We can do better. Take the following:
function doSomething(){
let list = [1, 2, 3, 4];
// add very important numbers
// *********************************
list.push(5);
list.push(8);
// *********************************
// add less relevant numbers
// *********************************
list.push(1);
list.push(2);
// *********************************
list.push(4);
}
I tend to use the asterisk for this process. And no, there is no coding specification standard for this as far as I am aware. Use whatever makes the most sense to you.
But now there is no question as to which lines of code I am referring to and so the odds of producing bugs is overall reduced. This is also something that I have begun to use in my CSS files to help break up and regroup different sections.
/* RIGHT-NAV START
**************************** */
.right-nav{
}
.right-nav .item{
}
/* RIGHT-NAV END
***************************** */
That isn't my favorite syntax for comments, I'll say that now. But it works. We still don't really have a solid foundation when it comes to standardizing CSS or with comments really.
Include a subject word
Some comments aren't necessarily tied to any logic or specific code that is written. These would include potential bugs, or code that isn't running and needs to be removed. In this case, I have found it useful to add a subject word as a prefix to relevant comments.
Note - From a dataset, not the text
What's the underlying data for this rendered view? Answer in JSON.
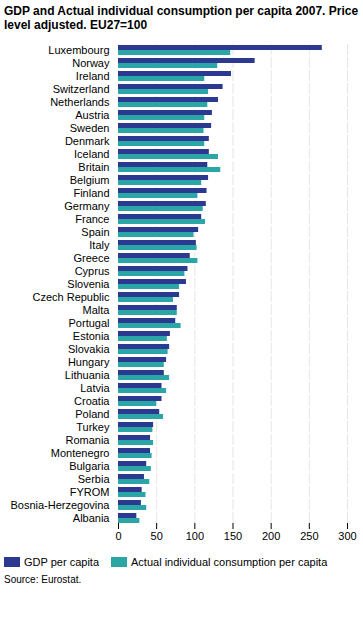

This method is a common practice among military email formats, which is where I adopted it from.
// TODO: Logic getting collapsed into a particle currently
function quantumComputation(){
}
// BUG: 3.6.2020 - wg => found it, didn't make it
function shouldWorkButDoesnt(){
}
In the military, subject lines would include keywords such as ACTION, REQUEST, INFO, and COORD. They tell the reader immediately what to expect from the message that follows and this makes it much easier to search through content as well.
If you see the word ACTION on an email subject, then there's a good chance that this email is time sensitive and should be looked at sooner than later.
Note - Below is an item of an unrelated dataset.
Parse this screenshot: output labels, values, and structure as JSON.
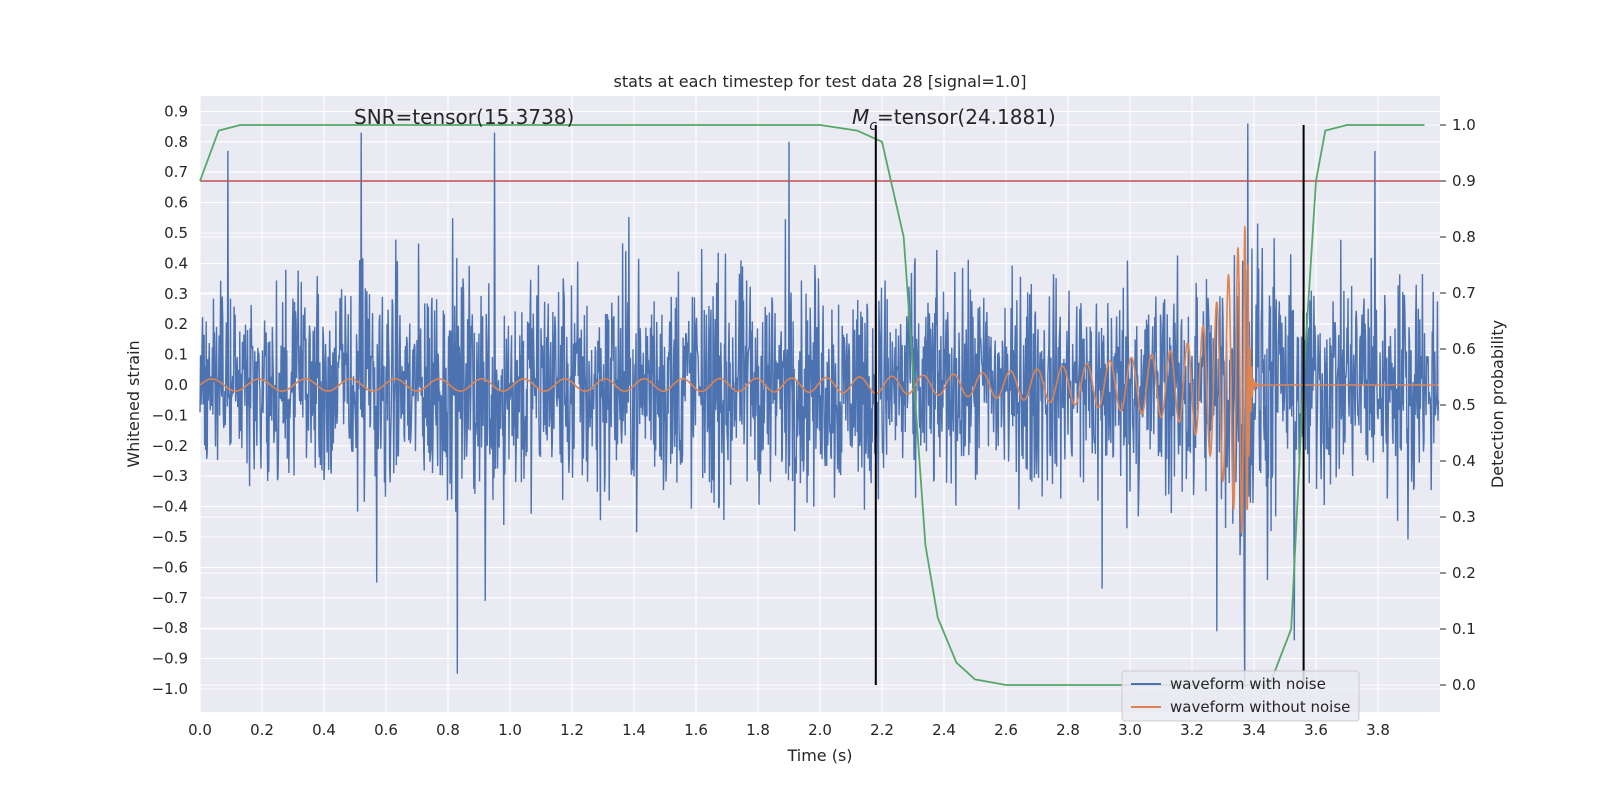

A few examples of code related subject word that I use are TODO, BUG, REMOVE. But anything that is relevant to your work and your project is acceptable here.
TODO for example would imply an unfinished function or method that more than likely isn't running currently. And BUG is a bug, which would imply some immediacy.
As mentioned above, this makes searching for todo items and bugs across entire projects a relatively simple process. We're almost re-purposing comments as tagging mechanisms for our code if you will.
Make comments work for you
Comments many times tend to be static short sentences that never change and that you typically ignore or read only once. I see them differently though. Because comments are the only place in your code where you don't have to follow any type of rule. It interplays code-logic with your real-life thoughts and allows you to be honest with what is happening.
You are having a conversation with a future developer, and with a future version of yourself as well. You are leaving behind breadcrumbs, just in case you might need them later on.
So comment when appropriate and every now and then it's probably fine to leave a witty remark behind for some future person to read.
That's it for this post folks. May you start to incorporate some of these methods into your own code and come up with your own clever ways as well.